Nous avons demandé à Jean-Hubert Lenotte si, faute de disponibilités de lanceurs européens, passer par une société américaine comme SpaceX représenterait un risque au niveau de la sécurité ? Pour Eutelsat, « ça ne changerait rien [...] Le satellite, c'est très normé et surveillé ». En ces temps difficiles pour les lanceurs européens, on n'entend plus trop parler du « Buy european act » qui était dans de nombreuses bouches il y a quelques années.
Jeux d'espions et de menaces de destructions
Nous en profitons pour poser une question sur les jeux d'espion dans l'espace, avec des satellites qui s'approchent d'autres satellites... mais on ne sait pas trop dans quel but. Sur ce sujet, notre interlocuteur nous affirme que, « sur le satellite lui-même, il n'y a pas de risque [...] Il n'y a pas d'interception possible des communications, on ne peut pas pirater dans l'espace. Le seul risque, il est plutôt sur les terminaux au sol ».
Il existe néanmoins des risques physiques : « Il ne faut pas qu'il soit pris en otage.

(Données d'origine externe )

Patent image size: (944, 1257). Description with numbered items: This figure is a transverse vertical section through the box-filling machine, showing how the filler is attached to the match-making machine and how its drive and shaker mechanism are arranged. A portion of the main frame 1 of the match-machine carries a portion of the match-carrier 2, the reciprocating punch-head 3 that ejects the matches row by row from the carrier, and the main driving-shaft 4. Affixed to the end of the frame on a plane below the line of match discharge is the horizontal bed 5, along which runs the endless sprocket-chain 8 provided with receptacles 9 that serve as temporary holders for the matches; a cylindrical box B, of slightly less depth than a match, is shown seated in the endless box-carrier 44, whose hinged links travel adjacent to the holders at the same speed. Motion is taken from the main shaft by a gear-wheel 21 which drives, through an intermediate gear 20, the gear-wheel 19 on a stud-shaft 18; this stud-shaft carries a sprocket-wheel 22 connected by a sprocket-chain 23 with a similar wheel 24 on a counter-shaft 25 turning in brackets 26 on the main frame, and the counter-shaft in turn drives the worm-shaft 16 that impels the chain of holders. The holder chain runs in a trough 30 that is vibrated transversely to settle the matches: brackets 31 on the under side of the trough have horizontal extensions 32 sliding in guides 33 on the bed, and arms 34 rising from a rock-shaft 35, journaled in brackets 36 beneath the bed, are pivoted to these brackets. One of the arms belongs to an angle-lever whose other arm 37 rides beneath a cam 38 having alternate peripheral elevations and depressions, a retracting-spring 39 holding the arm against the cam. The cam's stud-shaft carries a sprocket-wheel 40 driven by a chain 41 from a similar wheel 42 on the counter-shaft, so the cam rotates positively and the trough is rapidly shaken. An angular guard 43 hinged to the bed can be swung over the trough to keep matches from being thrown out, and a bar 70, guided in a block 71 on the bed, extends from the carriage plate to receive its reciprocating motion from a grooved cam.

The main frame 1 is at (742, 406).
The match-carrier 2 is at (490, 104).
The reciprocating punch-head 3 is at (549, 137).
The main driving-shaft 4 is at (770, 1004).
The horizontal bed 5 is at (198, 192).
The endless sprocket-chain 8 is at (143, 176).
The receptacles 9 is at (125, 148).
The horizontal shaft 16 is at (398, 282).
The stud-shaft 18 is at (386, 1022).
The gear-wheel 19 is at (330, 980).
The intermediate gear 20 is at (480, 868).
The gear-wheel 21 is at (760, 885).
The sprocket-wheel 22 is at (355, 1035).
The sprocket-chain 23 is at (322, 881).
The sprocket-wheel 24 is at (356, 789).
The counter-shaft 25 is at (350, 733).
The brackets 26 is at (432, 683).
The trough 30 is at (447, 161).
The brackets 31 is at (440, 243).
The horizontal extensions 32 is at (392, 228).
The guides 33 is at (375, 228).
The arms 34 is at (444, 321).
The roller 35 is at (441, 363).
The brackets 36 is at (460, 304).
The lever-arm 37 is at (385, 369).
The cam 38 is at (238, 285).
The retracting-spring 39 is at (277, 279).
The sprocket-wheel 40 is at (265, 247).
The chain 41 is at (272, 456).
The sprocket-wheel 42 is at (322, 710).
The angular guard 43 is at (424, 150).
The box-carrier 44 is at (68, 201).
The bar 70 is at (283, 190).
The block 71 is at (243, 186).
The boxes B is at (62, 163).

La seule chose qui peut être faite, c'est détourner un satellite ou le détruire comme certains l'ont fait ». C'est pour rappel le cas des États-Unis, de la Chine, de la Russie et de l’Inde, avec un de leur propre satellite à chaque fois.
Le but est à chaque fois de montrer au reste du monde que le pays dispose de cette capacité offensive et sait s'en servir. « C'est aussi un jeu où tout le monde se tient par la barbichette, c'est presque un peu l'arme nucléaire dans le principe, car tout le monde a cette capacité aujourd'hui », ajoute Jean-Hubert Lenotte.
Une explosion de projets de lanceurs, qui restera ?
Renaud Vogelsein (Airbus Defense & Space) élargit le sujet : « On voit beaucoup d'initiatives dans le domaine des lanceurs. Lesquelles vont survire, lesquelles vont se développer... c'est une vraie question. Je crois qu'il faut laisser un peu les choses maturer, le marché prendre ses marques et on verra d'ici à quelques années si cette explosion des projets lanceur se concrétise ou pas. Ce n'est pas si facile de tenir sur la durée et de trouver un modèle économique dans le lancement de satellites qui soit pérenne ».
Il est rejoint par Damien Garot, cofondateur et directeur général de la startup Stellar Telecommunications, qui parle des différents projets de lanceurs légers : « l'Europe tente de récupérer son retard par rapport aux américains de Rocket Lab par exemple, ce qui est une bonne nouvelle. Là-dessus, on voit aussi des projets de pas de tirs, notamment à Kourou qui sont mis en place pour permettre à ses microlanceurs européens de pouvoir exister ». Qu'en sortira-t-il ? Impossible à dire pour le moment.
Il rappelle enfin que plusieurs types de lanceurs sont nécessaires pour déployer une constellation de satellites. Les lanceurs lourds comme Ariane 5/6 peuvent amener le gros des troupes (c'est ce que fait SpaceX avec Falcon 9), mais des lanceurs plus petits sont également utilisés pour placer des satellites sur d'autres plans orbitaux en fonction des besoins.